South Korea stocks fall as trade tensions dampen risk appetite; won slips

08 May, 2019

** South Korea's KOSPI stock index  fell on Wednesday as China-U.S. trade tensions escalated, driving investors away from risk-assets. The Korean won weakened, and the benchmark bond yield fell.

** The Seoul stock market's main KOSPI fell 10.80 points or 0.50 percent to 2,166.19 as of 0149 GMT.

** Foreigners were net buyers of 16.4 billion won worth of shares on the main board.

** Chinese Vice Premier Liu He will travel to Washington for two days of trade talks this week, setting up a last-ditch bid for a deal that would avoid a sharp increase in tariffs on Chinese goods ordered by U.S. President Donald Trump.

** The won was quoted at 1,171.4 per dollar on the onshore settlement platform, 0.42 percent lower than its previous close at 1,166.5.

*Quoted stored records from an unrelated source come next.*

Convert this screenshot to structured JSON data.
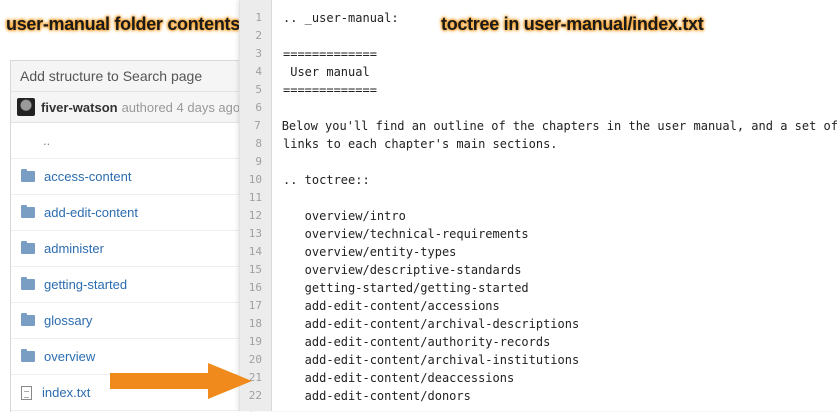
{
  "captions": {
    "left": "user-manual folder contents",
    "right": "toctree in user-manual/index.txt"
  },
  "left_panel": {
    "header": "Add structure to Search page",
    "commit": {
      "author": "fiver-watson",
      "meta": "authored 4 days ago"
    },
    "parent_dir": "..",
    "folders": [
      "access-content",
      "add-edit-content",
      "administer",
      "getting-started",
      "glossary",
      "overview"
    ],
    "file": "index.txt"
  },
  "code": {
    "lines": [
      {
        "n": "1",
        "t": ".. _user-manual:"
      },
      {
        "n": "2",
        "t": ""
      },
      {
        "n": "3",
        "t": "============="
      },
      {
        "n": "4",
        "t": " User manual"
      },
      {
        "n": "5",
        "t": "============="
      },
      {
        "n": "6",
        "t": ""
      },
      {
        "n": "7",
        "t": "Below you'll find an outline of the chapters in the user manual, and a set of"
      },
      {
        "n": "8",
        "t": "links to each chapter's main sections."
      },
      {
        "n": "9",
        "t": ""
      },
      {
        "n": "10",
        "t": ".. toctree::"
      },
      {
        "n": "11",
        "t": ""
      },
      {
        "n": "12",
        "t": "   overview/intro"
      },
      {
        "n": "13",
        "t": "   overview/technical-requirements"
      },
      {
        "n": "14",
        "t": "   overview/entity-types"
      },
      {
        "n": "15",
        "t": "   overview/descriptive-standards"
      },
      {
        "n": "16",
        "t": "   getting-started/getting-started"
      },
      {
        "n": "17",
        "t": "   add-edit-content/accessions"
      },
      {
        "n": "18",
        "t": "   add-edit-content/archival-descriptions"
      },
      {
        "n": "19",
        "t": "   add-edit-content/authority-records"
      },
      {
        "n": "20",
        "t": "   add-edit-content/archival-institutions"
      },
      {
        "n": "21",
        "t": "   add-edit-content/deaccessions"
      },
      {
        "n": "22",
        "t": "   add-edit-content/donors"
      }
    ]
  },
  "colors": {
    "accent_arrow": "#f08a1c",
    "link": "#2b6cb0",
    "folder": "#7a9ec3"
  }
}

** In offshore trading, the won was quoted at 1,170.7 per U.S. dollar, up 0.1 percent from the previous day, while in one-year non-deliverable forward trading its one-month contract was quoted at 1,169.0 per dollar.

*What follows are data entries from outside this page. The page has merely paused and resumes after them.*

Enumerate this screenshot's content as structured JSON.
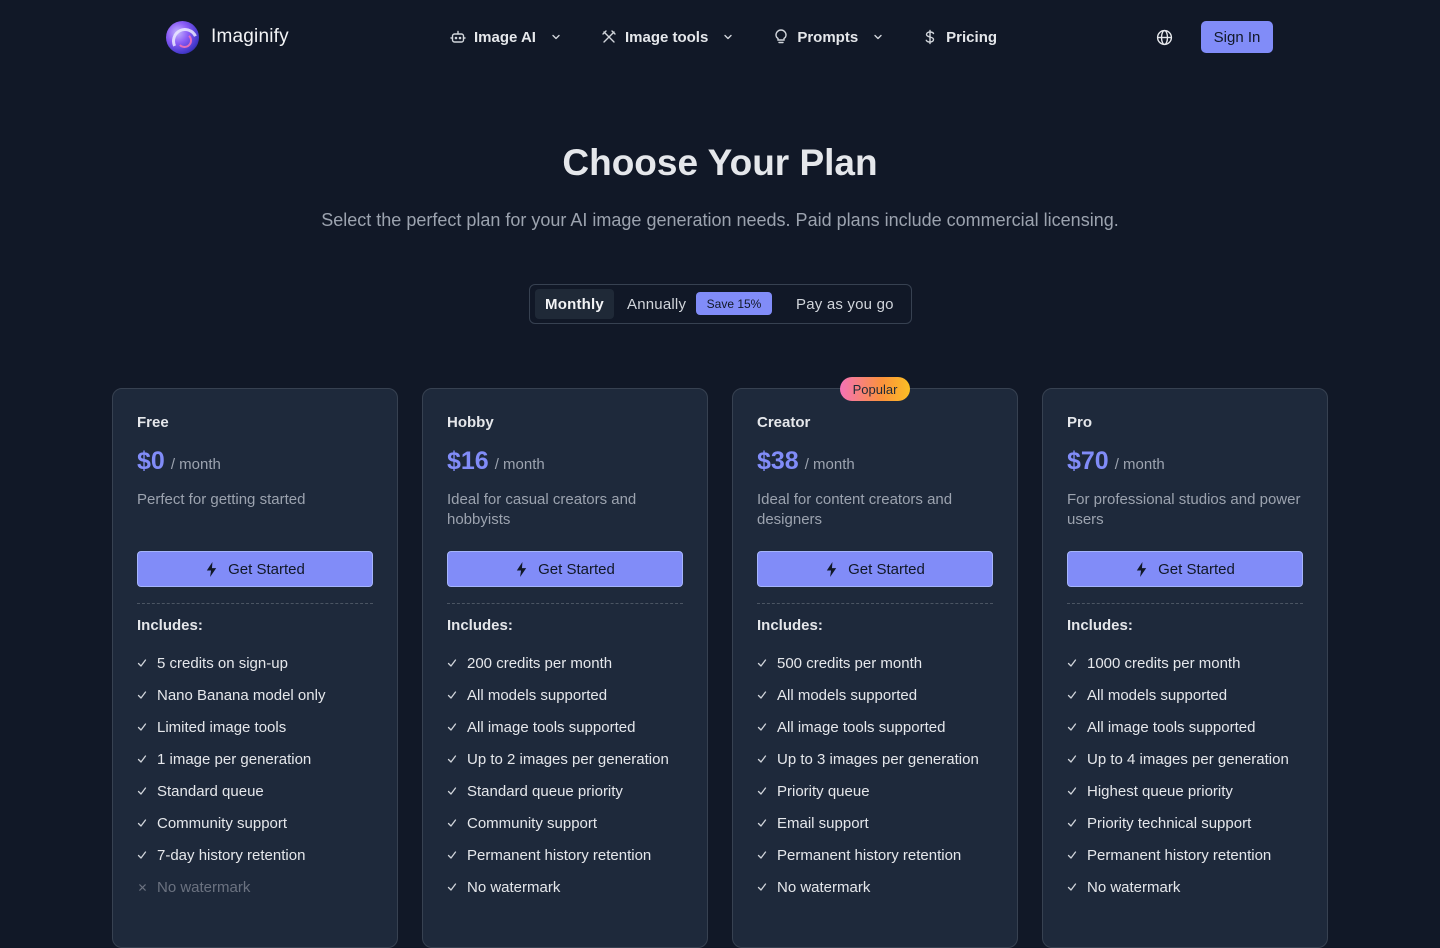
{
  "header": {
    "brand": "Imaginify",
    "nav": [
      {
        "label": "Image AI",
        "icon": "robot-icon",
        "dropdown": true
      },
      {
        "label": "Image tools",
        "icon": "tools-icon",
        "dropdown": true
      },
      {
        "label": "Prompts",
        "icon": "lightbulb-icon",
        "dropdown": true
      },
      {
        "label": "Pricing",
        "icon": "dollar-icon",
        "dropdown": false
      }
    ],
    "language_icon": "globe-icon",
    "signin_label": "Sign In"
  },
  "hero": {
    "title": "Choose Your Plan",
    "subtitle": "Select the perfect plan for your AI image generation needs. Paid plans include commercial licensing."
  },
  "billing": {
    "options": [
      "Monthly",
      "Annually",
      "Pay as you go"
    ],
    "selected": "Monthly",
    "annual_badge": "Save 15%"
  },
  "colors": {
    "background": "#111827",
    "card": "#1e293b",
    "accent": "#818cf8"
  },
  "plans": [
    {
      "name": "Free",
      "price": "$0",
      "period": "/ month",
      "description": "Perfect for getting started",
      "cta": "Get Started",
      "includes_label": "Includes:",
      "features": [
        {
          "text": "5 credits on sign-up",
          "included": true
        },
        {
          "text": "Nano Banana model only",
          "included": true
        },
        {
          "text": "Limited image tools",
          "included": true
        },
        {
          "text": "1 image per generation",
          "included": true
        },
        {
          "text": "Standard queue",
          "included": true
        },
        {
          "text": "Community support",
          "included": true
        },
        {
          "text": "7-day history retention",
          "included": true
        },
        {
          "text": "No watermark",
          "included": false
        }
      ]
    },
    {
      "name": "Hobby",
      "price": "$16",
      "period": "/ month",
      "description": "Ideal for casual creators and hobbyists",
      "cta": "Get Started",
      "includes_label": "Includes:",
      "features": [
        {
          "text": "200 credits per month",
          "included": true
        },
        {
          "text": "All models supported",
          "included": true
        },
        {
          "text": "All image tools supported",
          "included": true
        },
        {
          "text": "Up to 2 images per generation",
          "included": true
        },
        {
          "text": "Standard queue priority",
          "included": true
        },
        {
          "text": "Community support",
          "included": true
        },
        {
          "text": "Permanent history retention",
          "included": true
        },
        {
          "text": "No watermark",
          "included": true
        }
      ]
    },
    {
      "name": "Creator",
      "price": "$38",
      "period": "/ month",
      "description": "Ideal for content creators and designers",
      "cta": "Get Started",
      "includes_label": "Includes:",
      "badge": "Popular",
      "features": [
        {
          "text": "500 credits per month",
          "included": true
        },
        {
          "text": "All models supported",
          "included": true
        },
        {
          "text": "All image tools supported",
          "included": true
        },
        {
          "text": "Up to 3 images per generation",
          "included": true
        },
        {
          "text": "Priority queue",
          "included": true
        },
        {
          "text": "Email support",
          "included": true
        },
        {
          "text": "Permanent history retention",
          "included": true
        },
        {
          "text": "No watermark",
          "included": true
        }
      ]
    },
    {
      "name": "Pro",
      "price": "$70",
      "period": "/ month",
      "description": "For professional studios and power users",
      "cta": "Get Started",
      "includes_label": "Includes:",
      "features": [
        {
          "text": "1000 credits per month",
          "included": true
        },
        {
          "text": "All models supported",
          "included": true
        },
        {
          "text": "All image tools supported",
          "included": true
        },
        {
          "text": "Up to 4 images per generation",
          "included": true
        },
        {
          "text": "Highest queue priority",
          "included": true
        },
        {
          "text": "Priority technical support",
          "included": true
        },
        {
          "text": "Permanent history retention",
          "included": true
        },
        {
          "text": "No watermark",
          "included": true
        }
      ]
    }
  ]
}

** MSCI's broadest index of Asia-Pacific shares outside Japan slipped 0.61 percent, after U.S. stocks fell . Japanese stocks shed 1.56 percent.

** The KOSPI has risen 6.13 percent so far this year, and fallen 0.5 percent in the previous 30 trading sessions.

** The current price-to-earnings ratio is 12.10, the dividend yield is 1.28 percent and the market capitalisation is 1,242.04 trillion won.

** The trading volume during the session on the KOSPI index was 224.16 million shares and, of the total traded issues of 890, the number of advancing shares was 273.

** The won has lost 4.8 percent against the U.S dollar this year.

** In money and debt markets, June futures on three-year treasury bonds rose 0.03 points to 109.53, while the 3-month Certificate of Deposit rate was quoted at 1.84 percent.

** The most liquid 3-year Korean treasury bond yield fell 0.8 basis points to 1.715 percent, while the benchmark 10-year yield lost 1.1 basis points to 1.874 percent.